On stage her natural presence, huge charisma, irrepressible energy and joie de vivre is very much in evidence. Yet it’s her voice that holds you spellbound. “Here in Mali, everyone knows the way instruments sound naturally. And singing, for me, is a natural truth. I’ve always known how to manipulate my voice. It’s still the same after twenty years, even if I’ve often sung too much in my life, sometimes going on tour for two or three months without a break.”

Oumou’s latest album “Seya”,(Joy) released in 2009,has taken around two or three years to come to fruition. “I choose my songs very carefully. I learn how to put them across first on the stage.” Her music is bold, seductive, funky and vibrant, but it’s her lyrics that open people’s eyes. “For me, the lyrics are more important than the melody. I write almost all my own words. I also perform the classics of Malian tradition. I draw a lot of inspiration from what happens in society. As soon as I see or feel something, I write it down. I say what I want, and what I think, because I am a free woman. I believe that my music has had an impact on the life of African women.” “It’s true that when I sing it’s joyful but in amongst that joy I always take the opportunity to slip in messages that educate my nation.”

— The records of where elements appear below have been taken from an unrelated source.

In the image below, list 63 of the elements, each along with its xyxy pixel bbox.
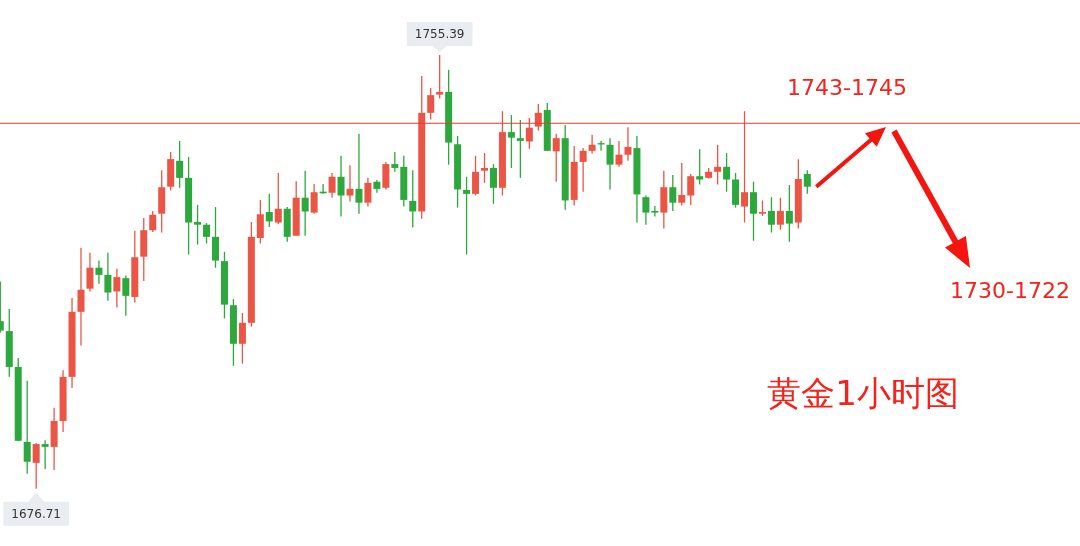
candlestick bbox=[803, 169, 811, 195]
candlestick bbox=[41, 439, 49, 470]
candlestick bbox=[741, 110, 749, 224]
candlestick bbox=[409, 169, 417, 229]
candlestick bbox=[238, 312, 246, 365]
candlestick bbox=[669, 174, 677, 212]
candlestick bbox=[346, 164, 354, 203]
candlestick bbox=[265, 193, 273, 228]
candlestick bbox=[194, 204, 202, 246]
candlestick bbox=[463, 176, 471, 256]
candlestick bbox=[310, 183, 318, 215]
candlestick bbox=[507, 114, 515, 169]
candlestick bbox=[32, 442, 40, 490]
candlestick bbox=[203, 222, 211, 245]
text: 1730-1722 bbox=[950, 278, 1070, 303]
candlestick bbox=[534, 103, 542, 132]
candlestick bbox=[391, 151, 399, 173]
candlestick bbox=[588, 134, 596, 155]
candlestick bbox=[23, 380, 31, 475]
candlestick bbox=[86, 252, 94, 293]
annotation: 1676.71 bbox=[11, 506, 61, 521]
candlestick bbox=[149, 210, 157, 233]
candlestick bbox=[95, 259, 103, 285]
candlestick bbox=[579, 147, 587, 193]
candlestick bbox=[489, 163, 497, 205]
candlestick bbox=[274, 172, 282, 225]
annotation: 1743-1745 bbox=[787, 75, 907, 100]
candlestick bbox=[382, 161, 390, 191]
candlestick bbox=[77, 247, 85, 347]
candlestick bbox=[678, 162, 686, 207]
candlestick bbox=[750, 181, 757, 242]
candlestick bbox=[355, 133, 363, 215]
candlestick bbox=[552, 133, 560, 183]
annotation: 1755.39 bbox=[414, 27, 465, 41]
candlestick bbox=[615, 140, 623, 168]
candlestick bbox=[516, 119, 524, 179]
candlestick bbox=[624, 126, 632, 162]
candlestick bbox=[651, 205, 659, 218]
candlestick bbox=[328, 172, 336, 199]
candlestick bbox=[104, 252, 112, 302]
candlestick bbox=[122, 274, 130, 317]
candlestick bbox=[714, 144, 722, 186]
candlestick bbox=[337, 155, 345, 218]
candlestick bbox=[113, 268, 121, 309]
candlestick bbox=[472, 155, 480, 197]
candlestick bbox=[525, 117, 533, 150]
candlestick bbox=[696, 148, 704, 186]
candlestick bbox=[256, 199, 264, 245]
candlestick bbox=[776, 197, 784, 231]
candlestick bbox=[606, 137, 614, 191]
candlestick bbox=[642, 194, 650, 226]
candlestick bbox=[427, 87, 435, 121]
candlestick bbox=[481, 152, 488, 184]
candlestick bbox=[176, 140, 184, 189]
annotation: 黄金1小时图 bbox=[767, 373, 959, 413]
candlestick bbox=[767, 196, 775, 234]
candlestick bbox=[436, 54, 444, 100]
candlestick bbox=[723, 152, 731, 193]
candlestick bbox=[785, 184, 793, 243]
candlestick bbox=[687, 173, 695, 206]
candlestick bbox=[301, 170, 309, 237]
candlestick bbox=[364, 177, 372, 208]
candlestick bbox=[212, 206, 219, 269]
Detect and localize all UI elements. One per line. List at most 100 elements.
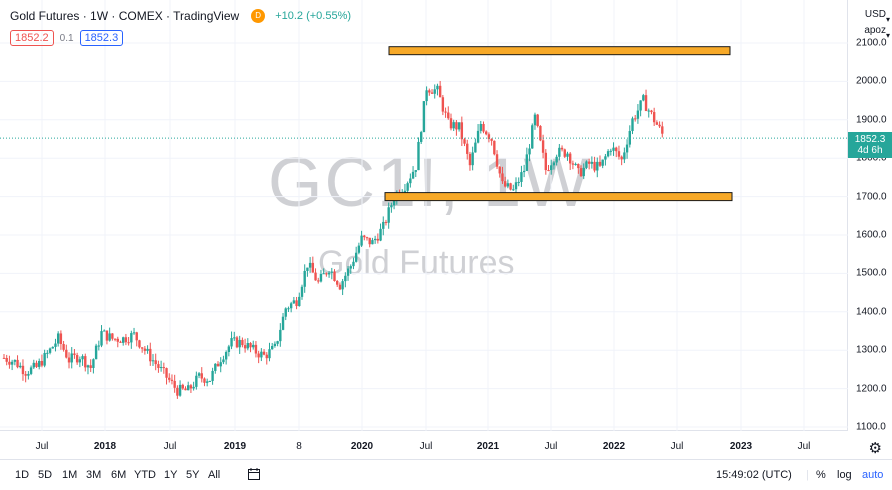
candle-body (187, 385, 190, 391)
clock-time[interactable]: 15:49:02 (UTC) (716, 469, 792, 481)
log-toggle[interactable]: log (837, 469, 852, 481)
candle-body (452, 122, 455, 129)
candle-body (281, 316, 285, 330)
delayed-badge[interactable]: D (251, 9, 266, 23)
time-tick: Jul (419, 441, 433, 452)
range-button-6m[interactable]: 6M (111, 469, 127, 481)
range-button-all[interactable]: All (208, 469, 221, 481)
settings-gear-icon[interactable]: ⚙ (868, 440, 882, 457)
candle-body (252, 344, 255, 348)
candle-body (514, 182, 518, 190)
chevron-down-icon[interactable]: ▾ (885, 31, 890, 40)
candle-body (455, 122, 458, 130)
candle-body (67, 357, 71, 363)
range-button-ytd[interactable]: YTD (134, 469, 156, 481)
candle-body (127, 342, 130, 344)
candle-body (103, 330, 106, 332)
candle-body (40, 360, 44, 366)
candle-body (406, 183, 409, 191)
candle-body (200, 373, 203, 379)
scale-mode-selector[interactable]: apoz (864, 25, 886, 36)
candle-body (325, 273, 328, 275)
candle-body (449, 118, 453, 129)
candle-body (327, 272, 331, 275)
price-tick: 1300.0 (856, 344, 887, 356)
auto-toggle[interactable]: auto (862, 469, 884, 481)
candle-body (35, 362, 38, 367)
candle-body (501, 173, 504, 182)
price-tick: 1100.0 (856, 421, 886, 433)
candle-body (558, 147, 561, 157)
candle-body (625, 144, 629, 153)
candle-body (547, 170, 550, 172)
candle-body (322, 273, 325, 275)
chart-area[interactable]: GC1!, 1W Gold Futures Gold Futures · 1W … (0, 0, 848, 431)
candle-body (471, 152, 474, 166)
candle-body (170, 379, 174, 381)
candle-body (113, 338, 117, 340)
buy-price-button[interactable]: 1852.3 (79, 30, 124, 46)
calendar-goto-icon[interactable] (247, 467, 261, 484)
range-button-1y[interactable]: 1Y (164, 469, 178, 481)
candle-body (279, 329, 282, 342)
candle-body (349, 266, 352, 269)
range-button-1m[interactable]: 1M (62, 469, 78, 481)
candle-body (438, 85, 442, 98)
price-tick: 2100.0 (856, 37, 887, 49)
symbol-title[interactable]: Gold Futures · 1W · COMEX · TradingView (10, 9, 240, 23)
candle-body (582, 167, 585, 177)
candle-body (568, 153, 572, 164)
candle-body (487, 134, 491, 139)
candle-body (612, 147, 615, 151)
candle-body (289, 303, 293, 309)
range-button-5d[interactable]: 5D (38, 469, 53, 481)
candle-body (173, 380, 176, 388)
range-button-1d[interactable]: 1D (15, 469, 30, 481)
time-tick: 2021 (476, 441, 500, 452)
time-axis[interactable]: Jul 2018 Jul 2019 8 2020 Jul 2021 Jul 2022 Jul 2023… (0, 431, 848, 459)
candle-body (652, 112, 656, 123)
percent-toggle[interactable]: % (816, 469, 826, 481)
candle-body (189, 385, 193, 389)
chevron-down-icon[interactable]: ▾ (885, 15, 890, 24)
candle-body (262, 351, 266, 355)
candle-body (647, 110, 650, 112)
candle-body (162, 367, 166, 369)
candle-body (360, 235, 363, 246)
candle-body (425, 90, 428, 102)
candle-body (474, 142, 477, 153)
candle-body (317, 280, 320, 282)
countdown-value: 4d 6h (857, 145, 883, 156)
range-button-5y[interactable]: 5Y (186, 469, 200, 481)
candle-body (447, 112, 450, 119)
time-tick: 2020 (350, 441, 374, 452)
candle-body (636, 110, 640, 119)
sell-price-button[interactable]: 1852.2 (10, 30, 54, 46)
candle-body (587, 161, 591, 164)
candle-body (227, 346, 231, 352)
candle-body (311, 262, 315, 273)
candle-body (308, 262, 312, 268)
candle-body (243, 345, 247, 349)
candle-body (241, 339, 244, 346)
currency-selector[interactable]: USD (865, 9, 886, 20)
candle-body (298, 296, 301, 307)
price-chart[interactable] (0, 0, 848, 431)
candle-body (246, 343, 250, 349)
candle-body (249, 343, 252, 348)
price-axis[interactable]: USD ▾ apoz ▾ 2100.0 2000.0 1900.0 1800.0 170… (848, 0, 892, 433)
candle-body (5, 357, 8, 362)
candle-body (59, 333, 63, 345)
candle-body (520, 172, 523, 182)
time-tick: Jul (797, 441, 811, 452)
watermark-symbol: GC1!, 1W (268, 143, 592, 221)
candle-body (430, 92, 434, 94)
candle-body (149, 348, 152, 362)
range-button-3m[interactable]: 3M (86, 469, 102, 481)
candle-body (81, 356, 84, 360)
watermark-name: Gold Futures (318, 244, 515, 282)
candle-body (522, 170, 526, 173)
candle-body (441, 97, 445, 112)
price-tick: 1200.0 (856, 383, 887, 395)
candle-body (371, 240, 374, 245)
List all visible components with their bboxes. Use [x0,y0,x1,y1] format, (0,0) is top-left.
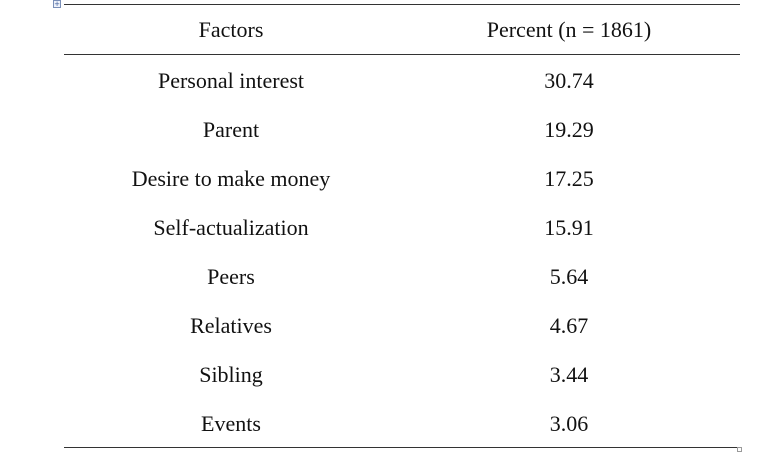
table-bottom-rule [64,447,740,448]
header-percent: Percent (n = 1861) [486,16,652,42]
percent-cell: 3.44 [549,361,589,387]
factor-cell: Desire to make money [131,165,331,191]
table-row: Events 3.06 [64,399,740,448]
table-header-rule [64,54,740,55]
percent-cell: 4.67 [549,312,589,338]
factor-cell: Personal interest [157,67,305,93]
table-row: Self-actualization 15.91 [64,203,740,252]
factor-cell: Self-actualization [153,214,309,240]
factor-cell: Sibling [199,361,263,387]
table-top-rule [64,4,740,5]
percent-cell: 30.74 [544,67,594,93]
percent-cell: 15.91 [544,214,594,240]
table-row: Parent 19.29 [64,105,740,154]
table-row: Relatives 4.67 [64,301,740,350]
table-header-row: Factors Percent (n = 1861) [64,5,740,54]
table-row: Desire to make money 17.25 [64,154,740,203]
table-body: Personal interest 30.74 Parent 19.29 Des… [64,56,740,448]
table-row: Personal interest 30.74 [64,56,740,105]
factor-cell: Parent [202,116,260,142]
percent-cell: 5.64 [549,263,589,289]
table-move-handle-icon[interactable]: + [53,0,61,8]
factor-cell: Events [201,410,261,436]
table-resize-handle-icon[interactable] [737,447,742,452]
percent-cell: 17.25 [544,165,594,191]
percent-cell: 19.29 [544,116,594,142]
table-row: Peers 5.64 [64,252,740,301]
factor-cell: Relatives [190,312,272,338]
factor-cell: Peers [207,263,255,289]
table-row: Sibling 3.44 [64,350,740,399]
percent-cell: 3.06 [549,410,589,436]
header-factors: Factors [198,16,264,42]
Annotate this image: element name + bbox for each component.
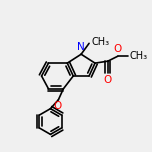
Text: N: N (77, 42, 85, 52)
Text: O: O (114, 44, 122, 54)
Text: CH₃: CH₃ (130, 51, 148, 61)
Text: O: O (53, 101, 62, 111)
Text: O: O (104, 75, 112, 85)
Text: CH₃: CH₃ (91, 37, 109, 47)
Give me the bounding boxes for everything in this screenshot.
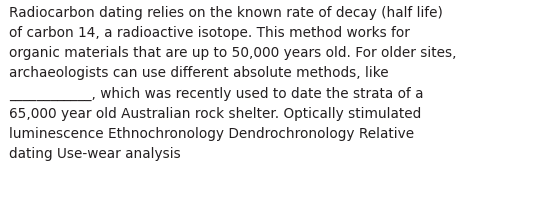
Text: Radiocarbon dating relies on the known rate of decay (half life)
of carbon 14, a: Radiocarbon dating relies on the known r…: [9, 6, 456, 161]
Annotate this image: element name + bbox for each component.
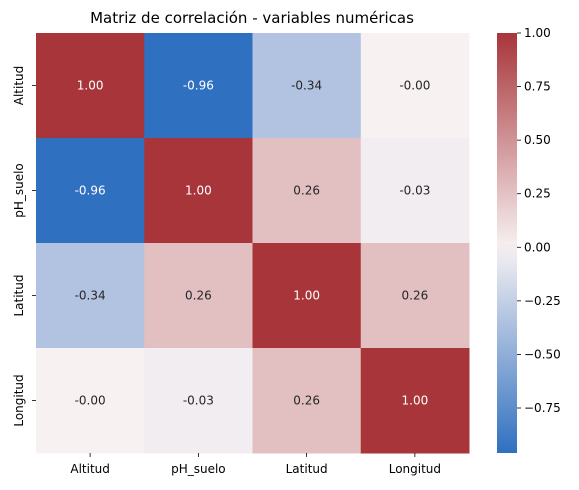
cell-value-label: -0.00: [75, 394, 106, 408]
colorbar-tick-label: −0.50: [524, 347, 561, 361]
heatmap-cell: [252, 138, 362, 244]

Oumou continues the battle to encourage equality between men and women and sings about universal themes in life such as love, death, destiny, respect for each other, hope and harmony, not forgetting a couple of light-hearted tunes about the fun things in life. “The track ‘Seya’ is about a girl who has a good time. She brings joy. It’s dedicated to my tailors and my stylists and those that dye the cloth. I wanted to show the courage of Malian women. They radiate every colour on this earth. I go to them for my hand-printed outfits in ‘bazin’ and ‘tissu wax’ fabrics. I give a lot of my clothes away, I don’t keep them.” Which explains why you hardly ever see Oumou in the same outfit twice.

Standing almost six foot tall, she is an elegant and feminine woman, sure of her taste and with a huge love of fashion. In one day, Oumou might change her look several times. She delights in surprising people, one moment the American R&B star, the next a dynamic businesswoman, or then again a real Malian diva in her traditional boubou. She bursts out laughing. “I possess the art of metamorphosis. In a boubou or in jeans, I’m unrecognisable.”

An icon and role model for modern women she is both keen to encourage and embrace new ideas through her music whilst at the time she holds a deep respect for tradition and those who came before her. In the late 1990s she sought out the reclusive Wassoulou music innovator Alatta Brouleye. It was Brouleye who provided the instrument that propelled Wassoulou music to its initial urban popularity with his creation of the kamelngoni in the 1960s. The instrument was an adaptation of the traditional donso ngoni and it became known as the youth's harp because of its popularity with the young and such was its break with tradition that it was initially banned in Wassoulou villages by the elder hunters. Oumou managed to persuade Brouleye into a Bamako studio in 1998 to record his only cassette shortly before he died. On the track 'Donso' on her latest album 'Seya' she uses the traditional donso ngoni in a song that pays tribute to her father with whom she was finally reconciled in 2002 on his return to Bamako.

Oumou is an artist who is proud of her country and its diverse cultures, now recognised and appreciated throughout the world. “Mali is a country of oral tradition, which explains why music and society here are part of each other. The 32 different ethnic groups here each have their own well-developed culture. They don’t need each other to make good music, even though cross-fertilisation is always good. There should still be a lot more recognition for Malian music. I deeply respect each individual artist in Mali. Our potential is incredible. Mali and its music embody the symbol of a free and victorious Africa.”